Mucopolysaccharidosis type VI (MPS VI) is a severe lysosomal storage disorder without central nervous system involvement caused by
arylsulfatase B (
ARSB) deficiency. MPS VI is characterized by
dysostosis multiplex, corneal clouding, heart valve defects and urinary excretion of
glycosaminoglycans (GAGs). The current treatment for MPS VI is
enzyme replacement therapy (ERT) which has limited efficacy on bone, joints and
heart valve disease, as well as high costs. A potential therapeutic approach for the subgroup of MPS VI patients that carry
nonsense mutations is to enhance stop-
codon read-through, using small molecules, to restore production of the full-length ARSB
protein. In this study we investigated whether two compounds known to induce stop
codon read-through, the
aminoglycoside gentamicin and
PTC124, can promote read-through of four different ARSB
nonsense mutations (p.R315X, p.R327X, p.Q456X and p.Q503X) associated with MPS VI and enable the synthesis of full-length functional ARSB
protein in patients fibroblast cell lines.

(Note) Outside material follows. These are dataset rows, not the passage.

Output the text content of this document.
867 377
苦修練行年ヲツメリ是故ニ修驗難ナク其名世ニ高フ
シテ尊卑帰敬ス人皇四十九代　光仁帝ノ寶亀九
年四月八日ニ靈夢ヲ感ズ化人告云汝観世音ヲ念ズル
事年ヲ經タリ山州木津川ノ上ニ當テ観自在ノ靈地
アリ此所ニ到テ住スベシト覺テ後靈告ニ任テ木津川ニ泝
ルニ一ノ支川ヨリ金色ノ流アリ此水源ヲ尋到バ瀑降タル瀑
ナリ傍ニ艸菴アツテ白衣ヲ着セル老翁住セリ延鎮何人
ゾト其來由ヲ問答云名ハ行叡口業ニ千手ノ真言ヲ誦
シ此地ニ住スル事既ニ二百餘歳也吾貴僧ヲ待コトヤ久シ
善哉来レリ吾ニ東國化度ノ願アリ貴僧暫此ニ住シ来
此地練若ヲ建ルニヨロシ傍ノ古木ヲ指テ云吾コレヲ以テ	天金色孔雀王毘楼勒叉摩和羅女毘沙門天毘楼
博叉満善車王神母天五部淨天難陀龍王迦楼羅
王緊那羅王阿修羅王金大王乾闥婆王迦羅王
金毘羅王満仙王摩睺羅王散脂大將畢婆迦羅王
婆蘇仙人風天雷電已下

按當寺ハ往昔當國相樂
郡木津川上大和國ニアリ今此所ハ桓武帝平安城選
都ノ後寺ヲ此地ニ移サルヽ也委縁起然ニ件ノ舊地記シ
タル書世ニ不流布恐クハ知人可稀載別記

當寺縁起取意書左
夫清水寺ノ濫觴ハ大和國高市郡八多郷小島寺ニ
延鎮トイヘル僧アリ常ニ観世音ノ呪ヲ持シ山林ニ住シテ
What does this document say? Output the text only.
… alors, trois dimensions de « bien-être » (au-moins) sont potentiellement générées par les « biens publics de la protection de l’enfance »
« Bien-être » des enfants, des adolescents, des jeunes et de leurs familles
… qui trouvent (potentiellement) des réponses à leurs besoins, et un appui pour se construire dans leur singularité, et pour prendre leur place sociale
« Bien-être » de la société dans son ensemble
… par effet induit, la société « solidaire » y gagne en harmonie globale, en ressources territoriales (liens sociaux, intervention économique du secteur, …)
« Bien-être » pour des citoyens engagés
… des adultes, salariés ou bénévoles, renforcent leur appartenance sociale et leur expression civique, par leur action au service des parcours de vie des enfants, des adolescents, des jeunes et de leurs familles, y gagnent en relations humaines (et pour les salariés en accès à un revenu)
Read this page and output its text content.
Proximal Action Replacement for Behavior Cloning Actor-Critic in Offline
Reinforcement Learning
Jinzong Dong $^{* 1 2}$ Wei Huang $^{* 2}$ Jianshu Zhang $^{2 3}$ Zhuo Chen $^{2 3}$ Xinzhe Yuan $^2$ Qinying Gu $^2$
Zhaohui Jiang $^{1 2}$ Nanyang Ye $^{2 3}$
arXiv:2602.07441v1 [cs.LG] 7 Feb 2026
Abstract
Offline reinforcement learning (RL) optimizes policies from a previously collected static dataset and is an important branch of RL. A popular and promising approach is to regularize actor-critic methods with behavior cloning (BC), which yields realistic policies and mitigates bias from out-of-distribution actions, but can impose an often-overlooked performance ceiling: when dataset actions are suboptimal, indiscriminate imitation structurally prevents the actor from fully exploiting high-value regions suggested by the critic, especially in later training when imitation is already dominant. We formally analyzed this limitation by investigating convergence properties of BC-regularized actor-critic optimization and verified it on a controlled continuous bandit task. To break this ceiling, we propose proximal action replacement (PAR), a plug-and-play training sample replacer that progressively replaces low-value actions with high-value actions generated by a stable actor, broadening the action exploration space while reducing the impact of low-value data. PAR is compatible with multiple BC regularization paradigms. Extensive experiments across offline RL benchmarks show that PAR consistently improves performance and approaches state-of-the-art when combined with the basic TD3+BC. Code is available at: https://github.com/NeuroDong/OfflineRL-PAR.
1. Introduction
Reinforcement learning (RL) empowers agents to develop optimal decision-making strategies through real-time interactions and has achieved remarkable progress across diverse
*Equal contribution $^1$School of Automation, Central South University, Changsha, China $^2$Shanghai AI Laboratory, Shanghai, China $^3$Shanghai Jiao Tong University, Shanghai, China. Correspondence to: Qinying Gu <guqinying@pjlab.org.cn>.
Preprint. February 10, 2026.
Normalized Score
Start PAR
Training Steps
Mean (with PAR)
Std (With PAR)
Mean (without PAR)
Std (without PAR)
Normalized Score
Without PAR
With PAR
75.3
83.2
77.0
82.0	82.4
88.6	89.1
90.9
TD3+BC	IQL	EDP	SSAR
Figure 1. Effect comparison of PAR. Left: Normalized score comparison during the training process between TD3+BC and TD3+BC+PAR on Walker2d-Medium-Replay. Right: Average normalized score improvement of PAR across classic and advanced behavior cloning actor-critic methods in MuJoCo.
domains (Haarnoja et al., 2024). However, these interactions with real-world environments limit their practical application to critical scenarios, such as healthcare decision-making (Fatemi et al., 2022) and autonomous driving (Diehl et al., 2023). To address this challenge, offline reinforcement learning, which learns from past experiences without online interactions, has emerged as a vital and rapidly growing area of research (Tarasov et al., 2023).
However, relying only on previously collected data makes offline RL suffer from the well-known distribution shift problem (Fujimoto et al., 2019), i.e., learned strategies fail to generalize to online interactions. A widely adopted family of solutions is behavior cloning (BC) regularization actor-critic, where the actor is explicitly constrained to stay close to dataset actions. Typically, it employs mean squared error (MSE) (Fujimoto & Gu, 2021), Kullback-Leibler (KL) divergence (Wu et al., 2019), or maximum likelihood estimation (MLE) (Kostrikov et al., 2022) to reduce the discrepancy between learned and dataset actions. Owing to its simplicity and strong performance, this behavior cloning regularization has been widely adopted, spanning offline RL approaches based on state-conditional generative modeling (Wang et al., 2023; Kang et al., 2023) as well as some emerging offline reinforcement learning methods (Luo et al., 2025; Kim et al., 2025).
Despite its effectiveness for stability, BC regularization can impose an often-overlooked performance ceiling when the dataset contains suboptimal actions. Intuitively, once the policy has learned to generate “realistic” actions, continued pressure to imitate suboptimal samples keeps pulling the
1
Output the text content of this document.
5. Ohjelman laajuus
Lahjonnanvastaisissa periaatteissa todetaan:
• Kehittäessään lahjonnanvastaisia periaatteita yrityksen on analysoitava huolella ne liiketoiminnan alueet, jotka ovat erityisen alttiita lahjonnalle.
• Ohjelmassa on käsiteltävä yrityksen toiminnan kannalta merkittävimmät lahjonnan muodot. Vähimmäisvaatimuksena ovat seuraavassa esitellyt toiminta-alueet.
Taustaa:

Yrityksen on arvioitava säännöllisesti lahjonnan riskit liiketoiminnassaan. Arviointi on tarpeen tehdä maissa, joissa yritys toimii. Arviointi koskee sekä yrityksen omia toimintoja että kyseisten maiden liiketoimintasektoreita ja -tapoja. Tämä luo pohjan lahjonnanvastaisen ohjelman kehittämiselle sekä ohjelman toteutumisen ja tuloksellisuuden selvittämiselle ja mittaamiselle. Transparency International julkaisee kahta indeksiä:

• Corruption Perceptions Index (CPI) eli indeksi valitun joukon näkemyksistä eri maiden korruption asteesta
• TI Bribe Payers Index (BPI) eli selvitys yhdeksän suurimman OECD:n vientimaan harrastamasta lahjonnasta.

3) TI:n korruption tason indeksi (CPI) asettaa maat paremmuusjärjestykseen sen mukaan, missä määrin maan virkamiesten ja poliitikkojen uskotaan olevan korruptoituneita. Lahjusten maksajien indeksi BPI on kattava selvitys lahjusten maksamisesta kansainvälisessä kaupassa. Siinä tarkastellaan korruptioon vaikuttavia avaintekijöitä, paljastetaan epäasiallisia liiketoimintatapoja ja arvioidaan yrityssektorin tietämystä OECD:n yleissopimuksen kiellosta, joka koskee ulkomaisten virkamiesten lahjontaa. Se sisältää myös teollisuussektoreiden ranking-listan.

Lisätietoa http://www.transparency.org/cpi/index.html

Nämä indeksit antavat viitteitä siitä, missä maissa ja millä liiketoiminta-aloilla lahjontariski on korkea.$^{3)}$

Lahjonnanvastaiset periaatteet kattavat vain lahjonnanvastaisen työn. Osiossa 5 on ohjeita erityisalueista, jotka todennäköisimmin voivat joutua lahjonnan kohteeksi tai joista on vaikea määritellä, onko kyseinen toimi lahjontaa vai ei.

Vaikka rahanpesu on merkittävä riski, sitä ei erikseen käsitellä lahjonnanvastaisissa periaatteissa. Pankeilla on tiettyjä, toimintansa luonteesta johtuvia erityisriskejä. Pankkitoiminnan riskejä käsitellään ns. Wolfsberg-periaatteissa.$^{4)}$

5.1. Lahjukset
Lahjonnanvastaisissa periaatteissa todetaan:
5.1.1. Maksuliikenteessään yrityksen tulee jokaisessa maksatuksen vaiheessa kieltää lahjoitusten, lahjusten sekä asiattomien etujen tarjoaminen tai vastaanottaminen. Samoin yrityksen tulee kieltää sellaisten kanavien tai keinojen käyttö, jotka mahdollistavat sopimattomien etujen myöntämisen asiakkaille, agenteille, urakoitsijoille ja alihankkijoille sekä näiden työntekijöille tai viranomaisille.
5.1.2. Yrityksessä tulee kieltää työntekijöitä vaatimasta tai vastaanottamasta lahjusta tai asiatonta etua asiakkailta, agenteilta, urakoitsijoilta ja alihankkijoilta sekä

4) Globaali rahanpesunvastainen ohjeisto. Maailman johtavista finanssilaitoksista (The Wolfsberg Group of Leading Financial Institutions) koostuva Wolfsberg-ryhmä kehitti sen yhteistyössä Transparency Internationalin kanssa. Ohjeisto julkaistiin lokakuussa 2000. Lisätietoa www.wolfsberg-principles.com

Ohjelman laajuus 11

Our study demonstrates that
PTC124 but not
gentamicin, increases the level of ARSB activity in three MPS VI patient fibroblast cell lines. In two of them the levels of ARSB activity obtained were significantly higher than in untreated cells, reaching ≤2.5 % of those detected in wild-type fibroblasts and resulting in significant reduction of lysosomal size. Since even small increases in
enzyme activity can dramatically influence the clinical phenotype of MPS VI, our study suggests that pharmacological read-through may be combined with ERT potentially increasing therapeutic efficacy in those patients bearing nonsense ARSB mutations.